Book blurb: “When the young members of a British acid-folk band are compelled by their manager to record their unique music, they hole up at Wylding Hall, an ancient country house with dark secrets. There they create the album that will make their reputation, but at a terrifying cost: Julian Blake, the group’s lead singer, disappears within the mansion and is never seen or heard from again.

Now, years later, the surviving musicians, along with their friends and lovers—including a psychic, a photographer, and the band’s manager—meet with a young documentary filmmaker to tell their own versions of what happened that summer. But whose story is true? And what really happened to Julian Blake??”

My review

A haunting story about the disappearance of Julian Blake, lead singer of an Acid-folk band.   “When he was young, Julian was almost unearthly; he was so handsome, it was difficult for me at first to keep my eyes from him.

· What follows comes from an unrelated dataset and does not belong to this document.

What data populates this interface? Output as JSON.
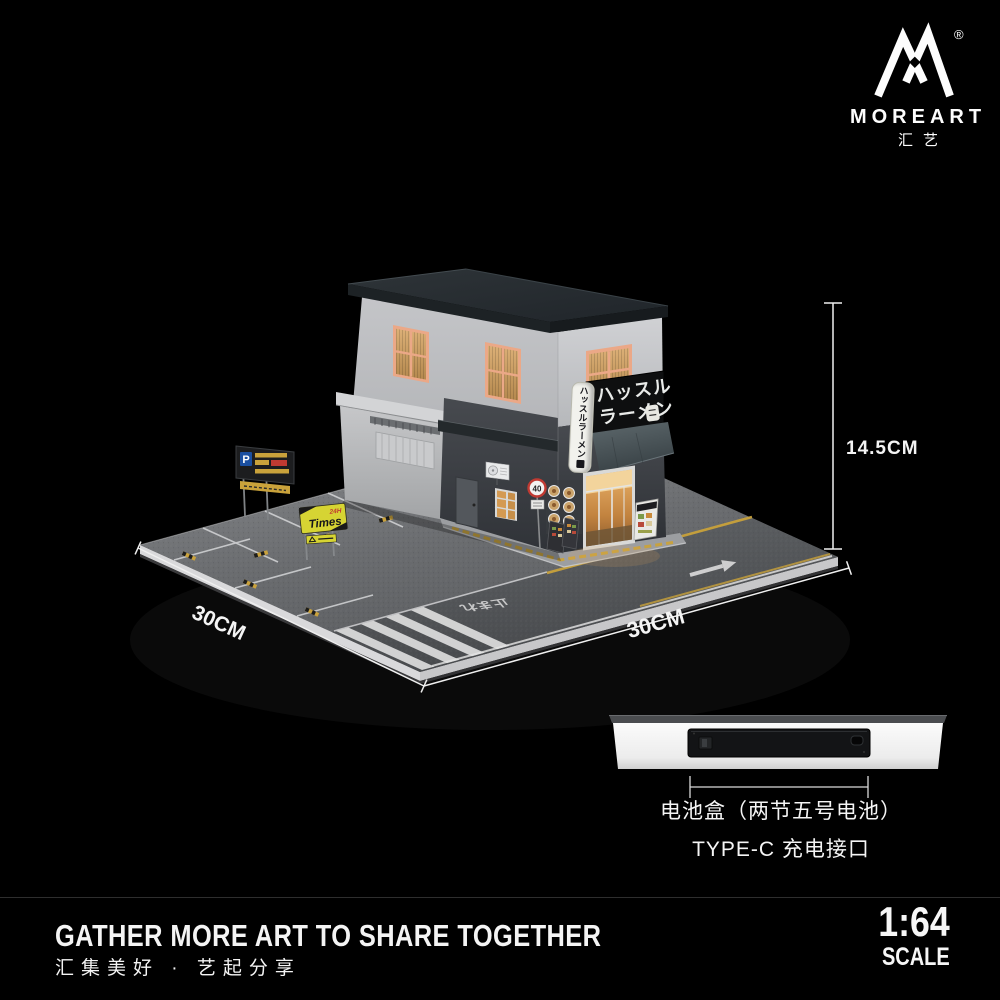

Spooky beautiful.”  Jon.  The band are sent by their manager to Wylding Hall, an old gothic house which is remote and in disrepair in order to create their album without distractions but strange events unfold.  Some years later the people involved meet with a film maker to tell what happened at Wylding Hall.

The story has an interesting structure and is set out in the form of interviews with the various people who were present at the time including the musicians, manager a psychic and a photographer.  This tells the tale from many different points of view with each person giving their own thoughts and opinions of what happened in Wylding Hall.  However sometimes you couldn’t distinguish which character you were reading as some were similar.

It beautifully entwines music, spookiness and  subcultures as the main tale is set in the 70s folk scene.  I loved the British feel and references that speckled the book.   There is a sprinkle of folktales that add to the creepiness.  The atmosphere of the book is more of a mild subtle spookiness, than horror. Personally I would have preferred more creepiness and some more explanation and horror at the end as it is quite ambiguous.  Although I found the end a bit disappointing it was still a wonderfully written tale.

I really wanted to listen to this bands music – especially their haunting folk sounds played out in the garden. So I wish there was an audio-file to accompany the book to further set the atmosphere.

Its a nice quick easy read at under 200 pages, giving a  70s twist on the traditional gothic ghost story.

Id recommend to fans of band bibliographies, gothic ghost stories and mystery.